Strajk w zakładach Boeinga zakończył się 2 listopada. Spodziewano się, że przywracanie zdolności produkcyjnych potrwa ok. tygodnia. Proces ten znacznie się jednak wydłużył.
Zamiast spodziewanych 15-20 samolotów, Boeing przekazał odbiorcom jedynie 4 maszyny: 2 B777-200 (dla Asiana Airlines i Emirates), jednego B767-300ER (LAN Airlines) i jednego dyspozycyjnego B737-800BBJ (Boeing Business Jet).

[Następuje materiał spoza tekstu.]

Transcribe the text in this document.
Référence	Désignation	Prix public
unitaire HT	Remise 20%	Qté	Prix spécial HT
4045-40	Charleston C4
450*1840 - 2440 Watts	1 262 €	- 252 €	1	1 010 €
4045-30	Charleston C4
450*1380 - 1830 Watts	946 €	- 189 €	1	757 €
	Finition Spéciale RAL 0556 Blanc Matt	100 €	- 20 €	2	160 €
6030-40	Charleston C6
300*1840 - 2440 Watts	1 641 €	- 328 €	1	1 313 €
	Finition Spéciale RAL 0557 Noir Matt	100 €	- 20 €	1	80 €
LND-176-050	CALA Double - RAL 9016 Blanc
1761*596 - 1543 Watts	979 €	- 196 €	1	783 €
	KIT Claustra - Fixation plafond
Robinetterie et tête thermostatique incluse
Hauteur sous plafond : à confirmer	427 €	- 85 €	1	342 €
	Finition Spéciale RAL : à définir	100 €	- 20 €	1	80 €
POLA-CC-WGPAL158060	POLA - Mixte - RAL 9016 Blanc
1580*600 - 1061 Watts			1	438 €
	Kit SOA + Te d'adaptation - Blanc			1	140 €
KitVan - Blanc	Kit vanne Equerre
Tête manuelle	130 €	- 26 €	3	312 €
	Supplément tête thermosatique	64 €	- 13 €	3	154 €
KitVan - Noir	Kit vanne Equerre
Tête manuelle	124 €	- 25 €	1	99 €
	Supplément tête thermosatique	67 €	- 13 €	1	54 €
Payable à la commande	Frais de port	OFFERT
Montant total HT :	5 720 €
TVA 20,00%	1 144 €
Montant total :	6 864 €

Strajk okazał się więc być bardziej kosztowny, niż przypuszczano. O ile jeszcze we wrześniu (protest rozpoczął się 6. dnia tego miesiąca) koncernowi udało się dokończyć budowę 12 samolotów, w październiku nie strajkujący członkowie załogi zdołali zmontować 5 maszyn. W listopadzie, mimo powrotu do pracy wszystkich zatrudnionych, wynik był jeszcze gorszy... Łącznie daje to jedynie 21 samolotów, czyli tyle, ile Boeing produkował średnio w ciągu połowy miesiąca. Nawet, gdyby w grudniu produkcja ruszyła w pełnym wymiarze 40-45 liniowców, tegoroczny wynik koncernu zamknie się liczbą 375-380 egz., czyli bęzie zdecydowanie gorszy niż w 2007, kiedy wyprodukowano 441 samolotów (zobacz: A jednak Boeing, chociaż...).
Obok drastycznego zmniejszenia dostaw, istotnemu ograniczeniu uległy zamówienia Boeinga. O ile jeszcze latem oscylowały wokół 40 miesięcznie, w październiku spadły do 14, a w listopadzie do zaledwie 7 egz.
Największy rywal, Airbus do końca listopada dostarczył już 437 samolotów, w tym 9 A380, 74 rodziny A330/340 i 354 najmniejszych maszyn, od A318 do A321. Bieżący rok zamknie prawdopodobnie liczbą ok. 480 egz. Liczby tej już nie zwiększy w 2009 - władze europejskiego koncernu, mimo ogromnego portfela zamówień - zdecydowały się, w związku z obecnym kryzysem, nie podnosić już tempa produkcji.